Trump nominated Elon Musk, the world’s richest man, and former primaries rival Vivek Ramaswamy to jointly head something called a Department of Government Efficiency tasked with reducing the size of government spending. This is not a real government department. It will likely be an advisory body where the two billionaires will get paid a dollar a year. But having something with two heads charged with producing efficiency seems a satire writing itself.

Musk has quoted a figure of $2 trillion as the amount he wants cut from public spending by laying off tens of thousands of pubic employees. That amount of reduced spending and the mass layoffs guarantee the US economy falls into a depression – made more calamitous by Trump’s obsession with raising tariffs across the board.

For good measure, Trump is nominating gun-loving, pet shooting South Dakota governor Kristi Noem as secretary for Homeland Security. Along with “border czar” Tom Homan, the duo will oversee the program of mass deportations that Trump promised.

Trump is nominating former congressman Mike Waltz to be his national security adviser, former senator Marco Rubio as secretary of State and former legislator Elise Stefanik as UN ambassador. This trio are all anti-China hawks who uniformly hold a low opinion of America’s defense alliances. They will define a sharp anti-China foreign policy in the Trump II administration.

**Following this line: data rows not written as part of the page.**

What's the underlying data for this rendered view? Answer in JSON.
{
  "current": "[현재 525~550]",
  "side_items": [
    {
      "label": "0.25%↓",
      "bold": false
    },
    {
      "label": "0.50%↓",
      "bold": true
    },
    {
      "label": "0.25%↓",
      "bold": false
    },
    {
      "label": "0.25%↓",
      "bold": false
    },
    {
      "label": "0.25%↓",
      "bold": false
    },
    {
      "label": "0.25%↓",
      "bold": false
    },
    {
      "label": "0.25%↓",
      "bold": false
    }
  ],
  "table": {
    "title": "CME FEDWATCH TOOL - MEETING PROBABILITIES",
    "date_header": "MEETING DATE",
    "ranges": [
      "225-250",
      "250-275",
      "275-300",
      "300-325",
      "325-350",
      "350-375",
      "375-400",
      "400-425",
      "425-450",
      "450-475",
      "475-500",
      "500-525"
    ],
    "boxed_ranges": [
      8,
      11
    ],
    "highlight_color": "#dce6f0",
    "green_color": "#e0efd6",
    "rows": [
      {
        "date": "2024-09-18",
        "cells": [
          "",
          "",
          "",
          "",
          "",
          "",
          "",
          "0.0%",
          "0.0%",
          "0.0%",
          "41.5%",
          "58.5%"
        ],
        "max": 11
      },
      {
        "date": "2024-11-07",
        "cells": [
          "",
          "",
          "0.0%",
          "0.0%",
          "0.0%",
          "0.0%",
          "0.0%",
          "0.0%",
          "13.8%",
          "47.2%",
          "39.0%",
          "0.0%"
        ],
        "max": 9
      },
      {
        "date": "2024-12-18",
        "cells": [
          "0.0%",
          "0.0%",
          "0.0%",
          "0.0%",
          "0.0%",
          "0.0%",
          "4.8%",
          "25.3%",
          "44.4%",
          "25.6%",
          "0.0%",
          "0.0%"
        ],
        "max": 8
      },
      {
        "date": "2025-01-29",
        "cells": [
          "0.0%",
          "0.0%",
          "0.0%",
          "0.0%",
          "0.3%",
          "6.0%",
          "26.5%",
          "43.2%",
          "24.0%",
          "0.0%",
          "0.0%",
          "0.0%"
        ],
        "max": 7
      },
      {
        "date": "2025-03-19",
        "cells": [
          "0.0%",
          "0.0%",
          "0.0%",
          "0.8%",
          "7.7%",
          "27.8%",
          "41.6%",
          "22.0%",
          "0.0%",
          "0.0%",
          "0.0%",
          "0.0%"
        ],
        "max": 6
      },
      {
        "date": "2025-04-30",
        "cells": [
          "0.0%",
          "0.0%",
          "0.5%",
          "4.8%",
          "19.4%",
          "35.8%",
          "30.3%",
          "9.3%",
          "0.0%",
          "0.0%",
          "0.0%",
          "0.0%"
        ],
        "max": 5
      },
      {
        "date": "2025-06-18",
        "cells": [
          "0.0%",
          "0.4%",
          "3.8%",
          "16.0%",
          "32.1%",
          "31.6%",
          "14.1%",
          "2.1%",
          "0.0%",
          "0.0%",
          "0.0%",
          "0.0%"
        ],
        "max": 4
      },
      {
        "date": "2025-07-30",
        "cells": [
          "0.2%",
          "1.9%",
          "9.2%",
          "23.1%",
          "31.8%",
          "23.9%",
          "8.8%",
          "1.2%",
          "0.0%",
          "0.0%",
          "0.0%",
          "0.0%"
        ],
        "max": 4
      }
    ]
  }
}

One analyst compares Trump’s nominations to a man who throws a grenade into a crowded room just to see who would run and who would jump on the explosive. That is most apt. His nominees are certainly keeping everybody on their toes.

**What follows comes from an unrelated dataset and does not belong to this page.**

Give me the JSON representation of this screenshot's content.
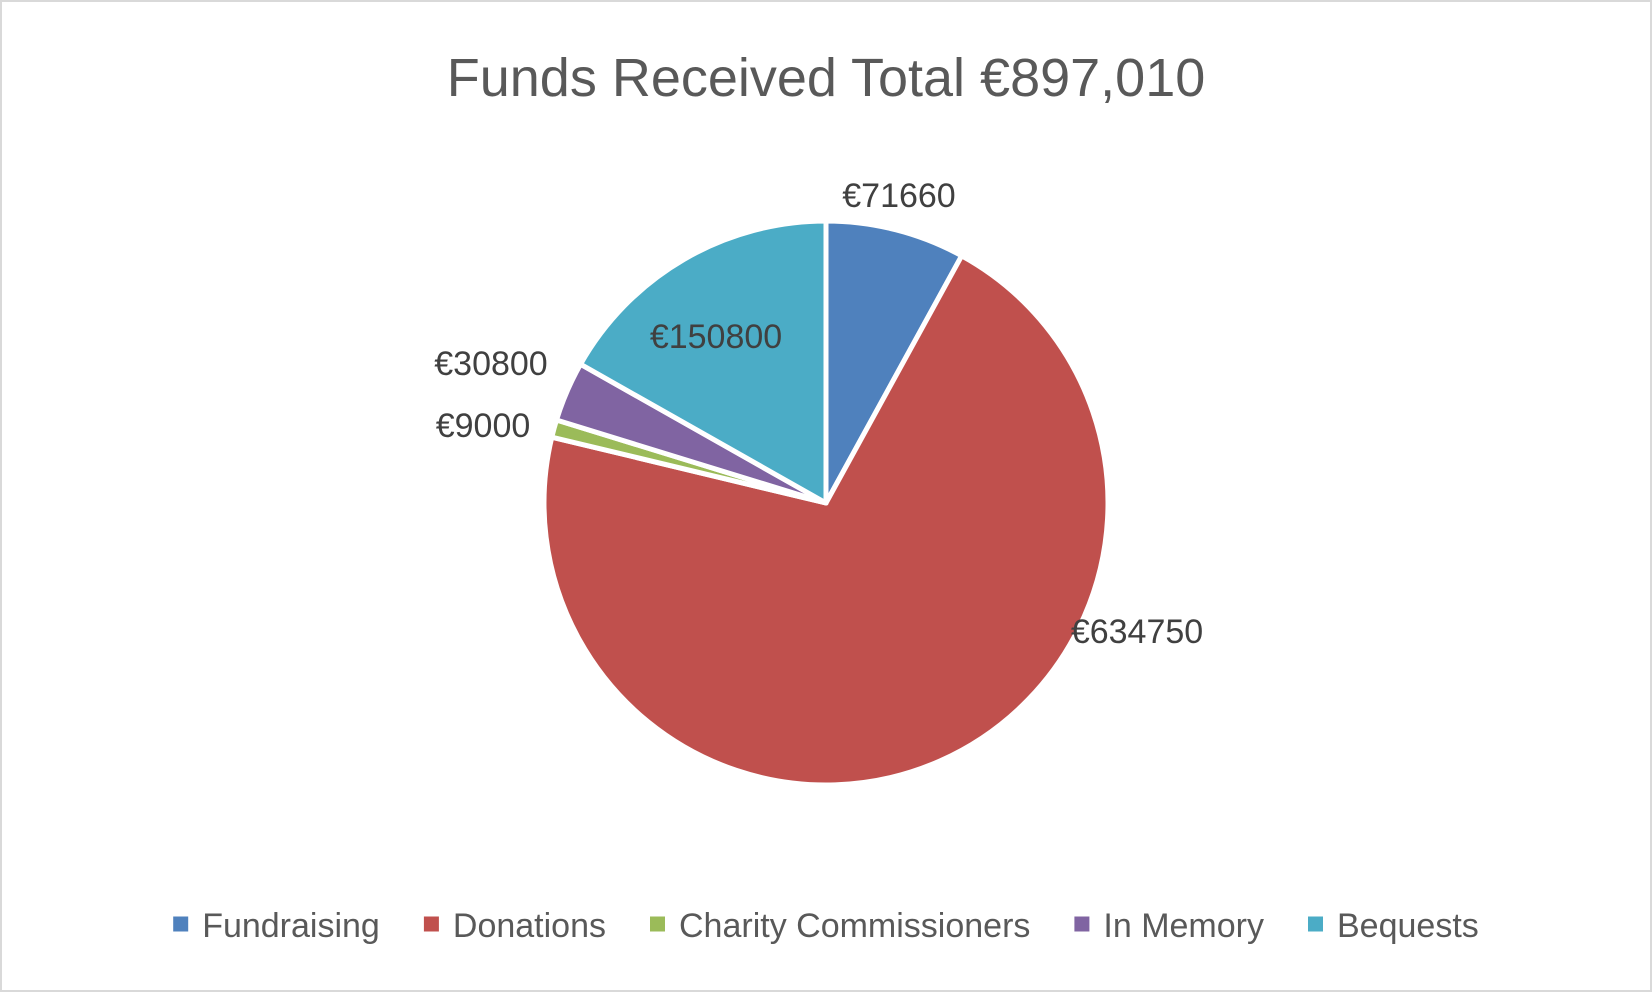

The first wave of appointments seems principally intended to shock the Washington DC establishment that Trump often compared to a “swamp” that needs to be drained. The president-elect’s most avid supporters are cheering his choices. They see this as the start of a “revolution” to radically reconfigure the US government.

There is peril in this slam bang process of forming a new administration, however.

The US Congress may find some spine and reject the most controversial appointees. That will deal Trump a resounding political defeat early in his recycled presidency. An early defeat will deplete the political capital he needs to pursue his agenda.

In Trump’s case, however, “the appointee is the policy.” He has chosen a band of senior officials with deeply rooted policy inclinations.

This could become an orchestra with loud players but without a conductor.